On terrorism, others have already stated that the coalition genuinely supports counterterrorism measures which include nuclear terrorism measures in Australia and abroad. I am not sure why the Gillard Labor government does not place the same emphasis on national security as we do. I would have thought that if it did it would ensure that our national security agencies are resourced appropriately to enable them to focus on international and home-grown terrorism. If the Gillard Labor government were serious about ensuring that our national security agencies were appropriately resourced, why did it cut $12 million from the National Counter Terrorism Committee in the 2011-12 budget? And why did it cut $1.4 million from the AFP's counterterrorism operations? At a time when people do not feel our borders are safe and are worried about terrorism, at a time when people do not think they can trust the Gillard Labor government, why does the government cut national security agency funding?

As already stated by the member for Stirling, we all know that the most important weapon in the fight against terrorism is information, and unfortunately the Gillard Labor government just cannot be trusted to ensure that our national security agencies and the AFP have the intelligence-gathering powers they need to identify preparation and planning for terrorist acts so as to stop them before they are carried out. Like other members of the coalition, I am deeply concerned by Labor's cutbacks to the AFP's counterterrorism program. To prevent terrorism you do not cut back funding; you ensure that the programs are appropriately funded. And that is what Labor has to do. Labor needs to commit appropriate funds to the AFP's counterterrorism and intelligence programs.

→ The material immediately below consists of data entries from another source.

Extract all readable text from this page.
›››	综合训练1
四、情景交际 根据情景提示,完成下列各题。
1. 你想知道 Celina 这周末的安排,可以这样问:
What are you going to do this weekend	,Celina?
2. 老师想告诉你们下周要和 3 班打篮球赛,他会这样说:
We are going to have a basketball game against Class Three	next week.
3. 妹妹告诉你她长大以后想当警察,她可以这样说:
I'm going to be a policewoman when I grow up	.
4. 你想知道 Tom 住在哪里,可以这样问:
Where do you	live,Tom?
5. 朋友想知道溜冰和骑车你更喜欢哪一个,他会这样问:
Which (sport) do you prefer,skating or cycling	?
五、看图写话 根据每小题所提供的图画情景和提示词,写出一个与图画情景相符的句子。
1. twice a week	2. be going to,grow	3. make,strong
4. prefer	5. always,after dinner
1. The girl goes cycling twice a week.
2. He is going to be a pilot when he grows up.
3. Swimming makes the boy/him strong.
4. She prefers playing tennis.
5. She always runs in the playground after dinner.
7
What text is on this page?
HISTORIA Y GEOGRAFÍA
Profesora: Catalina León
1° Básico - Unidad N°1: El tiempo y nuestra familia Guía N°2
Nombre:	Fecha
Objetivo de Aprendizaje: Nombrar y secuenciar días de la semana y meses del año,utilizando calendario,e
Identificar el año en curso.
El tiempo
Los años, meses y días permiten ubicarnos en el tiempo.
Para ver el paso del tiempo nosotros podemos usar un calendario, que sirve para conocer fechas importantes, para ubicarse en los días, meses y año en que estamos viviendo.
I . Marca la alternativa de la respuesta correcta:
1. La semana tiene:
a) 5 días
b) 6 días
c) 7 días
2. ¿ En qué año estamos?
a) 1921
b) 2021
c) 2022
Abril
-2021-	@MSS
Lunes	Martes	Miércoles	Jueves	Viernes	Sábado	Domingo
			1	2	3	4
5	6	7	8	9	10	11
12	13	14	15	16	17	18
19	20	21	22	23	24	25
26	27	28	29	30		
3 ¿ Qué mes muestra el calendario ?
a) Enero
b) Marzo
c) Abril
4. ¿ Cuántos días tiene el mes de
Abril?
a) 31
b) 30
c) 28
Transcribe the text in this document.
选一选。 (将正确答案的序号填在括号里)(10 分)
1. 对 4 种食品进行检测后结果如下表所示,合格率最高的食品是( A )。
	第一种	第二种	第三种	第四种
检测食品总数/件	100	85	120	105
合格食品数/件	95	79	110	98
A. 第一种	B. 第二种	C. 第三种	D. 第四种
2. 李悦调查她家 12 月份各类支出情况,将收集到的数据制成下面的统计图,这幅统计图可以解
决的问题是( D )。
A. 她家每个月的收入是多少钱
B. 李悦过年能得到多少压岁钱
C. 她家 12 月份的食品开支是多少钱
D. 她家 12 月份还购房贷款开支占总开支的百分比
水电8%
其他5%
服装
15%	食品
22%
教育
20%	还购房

When the coalition was in government the contrast was clear, as it provided over $10.4 billion of funding from September 2001. This was to enhance Australia's national security and counterterrorism programs by increasing the capacity of our intelligence agencies. As we heard from the member for Kooyong, the former Howard government provided ASIO and the AFP with more resources and legislative support, which ensured that they had the resources that enabled them to stay ahead of the game and to stop terrorist activity before it occurred. History shows us that the coalition strongly supported our national security and law enforcement agencies. This support is strong today. It is essential that these agencies be resourced appropriately so they can do their job—that is, to fight crime effectively.

In conclusion, as I said at the beginning, the coalition supports the intention of this bill to implement provisions of the UN convention. As already stated by my colleague and friend the member for Stirling, the coalition agrees that ratifying this convention will send a strong message to the international community that Australia is committed to addressing the threat of terrorism.